The "Four Points": Truth, Hope, Healing, Reconciliation

While the Pope decided to address the American people with a video-message (the video part of which hasn't yet appeared in full), B16 sent his de facto chief spokesman, "Vice-Pope" (and Stateside forerunner) -- the Secretary of State Cardinal Tarcisio Bertone -- to handle his interview requests.

Taking to the task with his usual relish, earlier today Bertone conducted a half-hour sit-down with AP:
Bertone... said Benedict will deliver a message of "trust and hope" when he meets American clergy at St. Patrick's Cathedral in New York.

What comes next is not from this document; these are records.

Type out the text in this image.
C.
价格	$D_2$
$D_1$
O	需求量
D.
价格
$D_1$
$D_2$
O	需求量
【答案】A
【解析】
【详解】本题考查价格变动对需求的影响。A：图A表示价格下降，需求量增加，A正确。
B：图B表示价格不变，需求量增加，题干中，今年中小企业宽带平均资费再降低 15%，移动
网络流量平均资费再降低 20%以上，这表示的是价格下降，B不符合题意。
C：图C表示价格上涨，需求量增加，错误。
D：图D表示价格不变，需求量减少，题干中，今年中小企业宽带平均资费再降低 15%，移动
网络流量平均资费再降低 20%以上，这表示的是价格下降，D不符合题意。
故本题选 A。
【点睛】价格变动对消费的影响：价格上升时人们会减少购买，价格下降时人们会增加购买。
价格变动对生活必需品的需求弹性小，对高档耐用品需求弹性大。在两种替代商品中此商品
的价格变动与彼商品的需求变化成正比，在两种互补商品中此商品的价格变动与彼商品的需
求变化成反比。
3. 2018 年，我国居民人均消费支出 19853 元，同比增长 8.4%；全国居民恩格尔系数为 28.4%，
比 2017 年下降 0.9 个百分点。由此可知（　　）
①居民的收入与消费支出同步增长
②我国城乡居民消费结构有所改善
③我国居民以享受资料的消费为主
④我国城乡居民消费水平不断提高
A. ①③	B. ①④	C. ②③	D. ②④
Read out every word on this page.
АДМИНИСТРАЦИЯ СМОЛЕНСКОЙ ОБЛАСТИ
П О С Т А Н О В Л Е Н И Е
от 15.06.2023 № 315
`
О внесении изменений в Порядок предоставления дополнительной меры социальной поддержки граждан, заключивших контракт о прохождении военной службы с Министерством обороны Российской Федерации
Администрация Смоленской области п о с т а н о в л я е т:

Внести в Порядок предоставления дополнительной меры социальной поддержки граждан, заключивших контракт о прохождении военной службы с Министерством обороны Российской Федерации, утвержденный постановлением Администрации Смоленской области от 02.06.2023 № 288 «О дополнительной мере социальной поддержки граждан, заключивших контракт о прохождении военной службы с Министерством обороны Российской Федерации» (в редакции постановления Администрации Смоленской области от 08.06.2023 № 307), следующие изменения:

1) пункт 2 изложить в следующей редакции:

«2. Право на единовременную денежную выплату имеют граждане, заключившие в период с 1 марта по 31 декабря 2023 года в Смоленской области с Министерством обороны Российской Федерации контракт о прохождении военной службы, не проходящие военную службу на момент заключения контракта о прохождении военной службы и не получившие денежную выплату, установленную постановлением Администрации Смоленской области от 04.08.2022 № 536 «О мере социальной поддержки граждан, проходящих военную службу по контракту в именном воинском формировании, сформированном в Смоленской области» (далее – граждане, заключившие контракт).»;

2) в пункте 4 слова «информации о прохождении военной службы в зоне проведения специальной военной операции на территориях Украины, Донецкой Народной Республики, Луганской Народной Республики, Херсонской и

Benedict "will try to open the path of healing and reconciliation," said Bertone, the Vatican's secretary of state.

The abuse crisis has caused "so much suffering for the victims, for the families of the victims and above all to the church because it was a contradiction with the great educational mission of the church," Bertone lamented during the 30-minute interview in the frescoed Treaty Hall of the Apostolic Palace....

Bertone said Benedict, who will turn 81 during next week's visit to the U.S., is fit but could not meet all the invitations from U.S. cities and had to limit himself to Washington and New York.

"The pope is well, everyone sees it, all those who are near to him see his freshness," Bertone said.

Turning to security during the visit, the cardinal said he is aware of anti-papal rhetoric from Islamic extremists. But he noted that Benedict visited the predominantly Muslim nation of Turkey in 2006, just two months after he touched off a fury in the Islamic world by linking that faith to violence in a speech in his native Germany.

Al-Qaida leader Osama bin Laden recently accused the pope of helping in a "new Crusade," but Bertone said "I must say the Holy Father is very tranquil and serene. ... We have faith in the means of protection the government will implement."

"He entrusts himself to God and also to his guardian angels who won't be lacking on this trip to the United States," Bertone said with a smile....

The cardinal reiterated the Vatican's long-held position against the U.S. embargo against Cuba and some European Union sanctions in his interview with the AP.

Bertone, who will be meeting with U.S. Secretary of State Condoleezza Rice in Washington, said the embargo "does not help the positive development of Cuban society, rather it impedes it."...

Bertone said "the dignity of the human being" will be at the center of Benedict's U.N. address, linking the visit to the 60th anniversary of the Universal Declaration of Human Rights.

Asked what impact the speech might have on U.S. policy, the Italian cardinal noted that "the United States shares the ideals of the United Nations."

The theme of the trip, "Christ our Hope" is a reflection that Benedict is "not a pessimistic pope," Bertone said.

He noted the importance of religion in American life and the Catholic Church in America. While the pope is aware that Catholics in the United States and elsewhere in the world stray from church teaching, the cardinal said, Benedict wants his pilgrimage to give his flock "reason for faith and for hope."